The terms of the GPL would not enter the picture until after a court decided that the themes are derivative works. Matt would not be suing because a theme violated the GPL, but because it infringes upon his copyrights. If the courts decide the theme is a derivative work then the theme’s author needs to show that he is somehow authorized to distribute the theme. If the GPL is examined at all during the case, it will be because the theme’s author has had to introduce it (and will be asked to show that he is satisfying its terms and conditions).
This is the same process that would be followed regardless of the license. It’s the same process that is followed hundreds of times every year with all manner of licenses.

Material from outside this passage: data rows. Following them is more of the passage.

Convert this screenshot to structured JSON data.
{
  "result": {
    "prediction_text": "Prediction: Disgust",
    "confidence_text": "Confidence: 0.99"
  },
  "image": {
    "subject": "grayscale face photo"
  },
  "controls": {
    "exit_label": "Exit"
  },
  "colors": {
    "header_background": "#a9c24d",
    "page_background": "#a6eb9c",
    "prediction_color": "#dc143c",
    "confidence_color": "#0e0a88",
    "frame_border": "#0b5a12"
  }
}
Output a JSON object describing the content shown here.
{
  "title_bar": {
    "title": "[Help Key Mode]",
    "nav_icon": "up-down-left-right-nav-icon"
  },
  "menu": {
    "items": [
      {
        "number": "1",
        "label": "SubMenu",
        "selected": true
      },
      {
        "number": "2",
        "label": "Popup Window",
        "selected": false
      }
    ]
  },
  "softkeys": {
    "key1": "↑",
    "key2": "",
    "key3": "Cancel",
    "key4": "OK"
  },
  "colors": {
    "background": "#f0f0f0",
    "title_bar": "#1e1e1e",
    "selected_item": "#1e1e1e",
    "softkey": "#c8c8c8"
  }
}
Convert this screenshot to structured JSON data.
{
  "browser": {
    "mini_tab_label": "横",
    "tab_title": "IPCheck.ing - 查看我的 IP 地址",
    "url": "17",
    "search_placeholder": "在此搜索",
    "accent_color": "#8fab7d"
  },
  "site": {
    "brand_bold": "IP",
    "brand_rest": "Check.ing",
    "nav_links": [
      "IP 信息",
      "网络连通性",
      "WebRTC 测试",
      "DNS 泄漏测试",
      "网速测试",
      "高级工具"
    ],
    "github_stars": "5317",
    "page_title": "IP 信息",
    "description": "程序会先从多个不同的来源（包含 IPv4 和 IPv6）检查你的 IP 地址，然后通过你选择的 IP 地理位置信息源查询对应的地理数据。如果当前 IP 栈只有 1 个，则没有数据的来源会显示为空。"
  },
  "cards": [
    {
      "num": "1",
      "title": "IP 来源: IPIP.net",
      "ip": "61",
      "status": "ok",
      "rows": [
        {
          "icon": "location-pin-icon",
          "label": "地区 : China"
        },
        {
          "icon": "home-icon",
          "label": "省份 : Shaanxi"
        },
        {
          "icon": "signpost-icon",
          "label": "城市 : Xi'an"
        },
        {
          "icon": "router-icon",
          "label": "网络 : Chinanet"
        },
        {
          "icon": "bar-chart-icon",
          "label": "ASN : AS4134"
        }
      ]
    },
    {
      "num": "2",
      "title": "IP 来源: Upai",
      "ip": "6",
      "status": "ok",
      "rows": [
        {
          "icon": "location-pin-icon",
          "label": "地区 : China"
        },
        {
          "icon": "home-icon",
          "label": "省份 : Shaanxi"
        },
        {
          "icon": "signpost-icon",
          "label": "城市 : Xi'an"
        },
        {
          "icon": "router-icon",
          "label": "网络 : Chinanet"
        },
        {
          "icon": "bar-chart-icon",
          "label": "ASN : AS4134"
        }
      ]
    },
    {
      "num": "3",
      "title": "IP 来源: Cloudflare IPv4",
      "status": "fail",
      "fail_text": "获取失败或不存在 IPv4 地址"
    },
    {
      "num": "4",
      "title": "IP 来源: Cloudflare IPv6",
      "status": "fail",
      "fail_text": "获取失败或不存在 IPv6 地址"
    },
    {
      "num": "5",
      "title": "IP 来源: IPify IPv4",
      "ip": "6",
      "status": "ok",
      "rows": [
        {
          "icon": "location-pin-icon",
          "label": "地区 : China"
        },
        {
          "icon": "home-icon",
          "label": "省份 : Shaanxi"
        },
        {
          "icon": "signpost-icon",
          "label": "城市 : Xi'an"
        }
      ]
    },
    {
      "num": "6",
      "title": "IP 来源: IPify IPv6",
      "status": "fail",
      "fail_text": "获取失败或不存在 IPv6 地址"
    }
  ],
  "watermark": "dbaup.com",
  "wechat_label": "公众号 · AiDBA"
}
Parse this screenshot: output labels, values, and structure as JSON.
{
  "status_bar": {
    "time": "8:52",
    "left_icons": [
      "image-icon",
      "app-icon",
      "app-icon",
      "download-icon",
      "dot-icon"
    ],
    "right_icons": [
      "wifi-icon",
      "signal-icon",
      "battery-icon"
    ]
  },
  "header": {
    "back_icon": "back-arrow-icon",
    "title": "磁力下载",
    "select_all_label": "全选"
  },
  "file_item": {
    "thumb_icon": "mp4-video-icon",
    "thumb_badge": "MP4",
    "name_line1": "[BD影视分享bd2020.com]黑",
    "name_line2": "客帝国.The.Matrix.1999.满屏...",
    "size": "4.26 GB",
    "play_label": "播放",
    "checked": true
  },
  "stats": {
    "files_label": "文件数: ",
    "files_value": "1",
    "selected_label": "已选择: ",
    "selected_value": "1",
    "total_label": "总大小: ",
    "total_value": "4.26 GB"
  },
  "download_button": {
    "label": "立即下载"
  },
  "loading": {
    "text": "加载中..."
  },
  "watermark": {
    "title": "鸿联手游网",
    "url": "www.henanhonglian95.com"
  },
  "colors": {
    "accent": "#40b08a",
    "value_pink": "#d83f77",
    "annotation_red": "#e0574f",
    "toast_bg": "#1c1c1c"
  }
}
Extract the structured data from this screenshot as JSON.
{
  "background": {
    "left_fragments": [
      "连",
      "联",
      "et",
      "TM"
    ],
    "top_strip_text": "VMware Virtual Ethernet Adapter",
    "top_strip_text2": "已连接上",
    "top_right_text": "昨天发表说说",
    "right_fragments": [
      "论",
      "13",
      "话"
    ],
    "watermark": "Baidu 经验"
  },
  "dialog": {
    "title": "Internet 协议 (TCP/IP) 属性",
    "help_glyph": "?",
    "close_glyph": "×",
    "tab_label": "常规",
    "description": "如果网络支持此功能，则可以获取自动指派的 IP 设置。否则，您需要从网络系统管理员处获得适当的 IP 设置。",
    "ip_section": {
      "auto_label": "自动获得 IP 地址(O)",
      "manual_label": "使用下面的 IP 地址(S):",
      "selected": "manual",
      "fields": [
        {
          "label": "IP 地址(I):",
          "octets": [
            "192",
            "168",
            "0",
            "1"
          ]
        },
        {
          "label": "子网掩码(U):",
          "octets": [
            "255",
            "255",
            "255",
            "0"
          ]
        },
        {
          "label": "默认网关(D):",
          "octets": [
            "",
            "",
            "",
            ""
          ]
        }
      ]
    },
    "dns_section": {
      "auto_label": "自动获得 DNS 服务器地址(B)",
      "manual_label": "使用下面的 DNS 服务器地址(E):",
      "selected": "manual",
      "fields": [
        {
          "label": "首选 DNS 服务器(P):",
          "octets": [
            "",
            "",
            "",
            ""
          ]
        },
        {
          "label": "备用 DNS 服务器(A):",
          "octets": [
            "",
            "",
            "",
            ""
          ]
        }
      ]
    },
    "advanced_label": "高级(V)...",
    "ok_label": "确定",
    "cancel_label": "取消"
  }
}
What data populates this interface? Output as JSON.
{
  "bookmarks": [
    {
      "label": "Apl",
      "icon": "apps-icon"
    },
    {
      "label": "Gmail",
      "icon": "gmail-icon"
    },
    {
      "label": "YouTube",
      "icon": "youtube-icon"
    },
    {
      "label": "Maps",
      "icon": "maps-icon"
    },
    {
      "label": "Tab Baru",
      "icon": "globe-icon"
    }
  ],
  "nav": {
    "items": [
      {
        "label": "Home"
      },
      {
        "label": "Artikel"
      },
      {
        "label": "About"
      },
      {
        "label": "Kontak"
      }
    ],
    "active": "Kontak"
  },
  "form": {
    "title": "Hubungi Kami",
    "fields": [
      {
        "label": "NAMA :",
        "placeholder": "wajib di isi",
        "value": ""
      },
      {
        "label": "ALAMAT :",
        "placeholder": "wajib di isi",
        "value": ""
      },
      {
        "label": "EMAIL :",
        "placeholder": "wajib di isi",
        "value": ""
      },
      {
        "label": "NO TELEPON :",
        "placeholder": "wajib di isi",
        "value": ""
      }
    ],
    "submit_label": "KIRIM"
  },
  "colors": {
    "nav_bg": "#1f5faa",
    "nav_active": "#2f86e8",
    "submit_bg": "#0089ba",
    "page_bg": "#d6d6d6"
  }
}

If you base your work on somebody else’s copyrighted work then you need to have authorization to do so. This is not demanded by the GPL, it is demanded by copyright law. If it is not demanded by copyright law then the GPL lays no claim.
Larry: I didn’t say that the GPL is unenforceable—I said that it is not tested as far as derivative works goes in the specific context of this problem. Also, I don’t feel that I can answer your question on the use of precedent conclusively from a legal perspective, but your argument is circular: “all contracts” that are based on rules clearly established by precedent don’t have to be tested in court, because those rules have already been. Given that contracts and courts have been around for a long time, the majority of contracts that deal with well-established scenarios is probably enforceable if written by a competent lawyer.
And finally, my beef is not with what the GPL means, but with what those who adopt think it means and the fact that it is confusing and unclear on some points. If you bought a car, wouldn’t you want to be clear on what the terms of the purchase are?
First off, it’s called the GNU GPL, not the GPL. Second one shouldn’t circumvent the license definition by adding own terms and restrictions. And third, Matt didn’t choose the license. WP is a derivative work.
Most importantly, if themes are sold or distributed with different mixed licenses, they still can fulfill the GNU GPL. The overarching license condition and reasoning behind the Four Freedomz BS is availability of source code. This is a given with themes, in CSS and PHP snippets (unless obfuscated). Claiming license violation needs to be substantiated not based on musings and interpretations on a license you didn’t actually pick yourself. — Sorry, being blunt day.